The grandfather was a retired accountant, and during their limited but significant time spent together as James was growing up, he taught James about “value investing.” Simply explained, value investing is buying stock or investing in companies which appear to be undervalued, but which have a solid track record of earnings and steady growth over the long haul. Many value investors identify great American companies and make significant profits by investing in them. Many financial experts will tell you that, for value investing, only invest in stocks or companies that you thoroughly understand. If you don’t understand it, don’t invest in it.
After earning a college degree in economics, James found a job and quickly learned how the real world works—and he kept applying what his grandfather had taught him. After some years, James became a leader in his company, heading their investments in new technologies and currencies.
Naturally, he kept talking with his grandfather about his career developments whenever they talked.
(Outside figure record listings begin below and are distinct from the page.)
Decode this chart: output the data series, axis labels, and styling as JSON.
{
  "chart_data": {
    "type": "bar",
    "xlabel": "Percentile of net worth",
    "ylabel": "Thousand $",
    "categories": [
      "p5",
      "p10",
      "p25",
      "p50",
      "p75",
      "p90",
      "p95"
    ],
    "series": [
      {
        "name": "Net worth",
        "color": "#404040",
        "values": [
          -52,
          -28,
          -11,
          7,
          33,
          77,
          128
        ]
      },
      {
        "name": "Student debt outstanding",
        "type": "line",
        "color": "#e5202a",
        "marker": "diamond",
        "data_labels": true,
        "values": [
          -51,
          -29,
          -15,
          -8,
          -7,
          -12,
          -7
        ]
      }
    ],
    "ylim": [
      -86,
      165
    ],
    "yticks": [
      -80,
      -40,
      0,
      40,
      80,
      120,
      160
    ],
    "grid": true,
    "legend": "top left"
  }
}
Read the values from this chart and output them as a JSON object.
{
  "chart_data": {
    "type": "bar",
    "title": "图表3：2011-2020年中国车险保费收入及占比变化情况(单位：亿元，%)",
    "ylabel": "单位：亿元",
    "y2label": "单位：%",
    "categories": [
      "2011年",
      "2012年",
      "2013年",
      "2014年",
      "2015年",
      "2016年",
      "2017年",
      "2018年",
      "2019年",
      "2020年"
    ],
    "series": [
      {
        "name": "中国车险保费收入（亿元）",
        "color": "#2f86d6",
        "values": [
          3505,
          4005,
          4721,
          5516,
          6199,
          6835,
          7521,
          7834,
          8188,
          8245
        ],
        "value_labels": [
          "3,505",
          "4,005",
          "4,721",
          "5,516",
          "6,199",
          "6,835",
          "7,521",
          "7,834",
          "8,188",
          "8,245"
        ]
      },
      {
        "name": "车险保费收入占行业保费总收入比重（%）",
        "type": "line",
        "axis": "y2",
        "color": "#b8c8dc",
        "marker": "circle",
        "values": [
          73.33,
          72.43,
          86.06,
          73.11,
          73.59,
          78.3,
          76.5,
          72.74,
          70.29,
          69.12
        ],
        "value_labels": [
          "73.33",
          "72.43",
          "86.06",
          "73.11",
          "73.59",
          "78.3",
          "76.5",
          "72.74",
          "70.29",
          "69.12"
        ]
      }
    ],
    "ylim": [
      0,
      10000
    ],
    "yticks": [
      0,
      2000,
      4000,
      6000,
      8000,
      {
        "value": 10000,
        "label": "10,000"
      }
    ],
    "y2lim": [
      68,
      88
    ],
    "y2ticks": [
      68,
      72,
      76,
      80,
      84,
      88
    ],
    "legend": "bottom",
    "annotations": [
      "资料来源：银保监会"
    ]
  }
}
For his job, James needed to stay on the cutting edge of investing strategies, and much of it was foreign to his grandfather. He listened and asked questions but struggled to completely understand.
Nevertheless, because of their history together and the trust they had built through the years, James’ grandfather decided to invest in this new enterprise. So far, it’s been a great decision as that investment has been a winner. This elderly saver has learned some new insights, but best of all it gives him a chance to keep up with what his grandson is doing in the financial world.
I appreciate James’ story because it demonstrates a grandparent finding a way to share his life and his wisdom with a grandchild. Many times, our hobbies and interests can be passed on and shared like this, and sometimes they ignite a passion or turn into a career.
I also like the idea of “value investing” applied to our role as grandparents. When we invest in our grandchildren by teaching them what we have learned about life, even sharing our mistakes with them, we make deposits in their future. Those investments we make today—especially deposits that are relational, emotional and spiritual—will yield incredible long-term benefits. And it’s a privilege when we get to see how those investments grow and mature over time, even if they don’t produce the exact benefits we expected.
Whatever your situation may be with your grandchildren, be wise by sharing your life, learning and love with your grandchildren. And maybe even take a risk on them, even if you don’t fully understand what they’re doing, because you believe in their long-term future. It’s a step of faith to exercise that kind of trust, but it’s one today’s grandparents must take.
Action Points for Grands
- Find something of common interest with your grandchild and share something you know about that subject with him. Or ask if he’d like to learn about something you’re interested in that will be new to him.
- Share with your grandchild a mistake or misstep you’ve made in life. Talk about what you have learned from it, say, “Maybe this will help you if you’re in a similar situation.”
- Ask your grandchild about something in her life that’s unfamiliar to you and listen carefully as she explains.
- This year, focus on communicating to your grandchildren a few simple truths that have made a difference in your life and helped to make you who you are.
- Be lavish with your encouragement! Express your love and tell your grandchildren you believe they will do good and great things.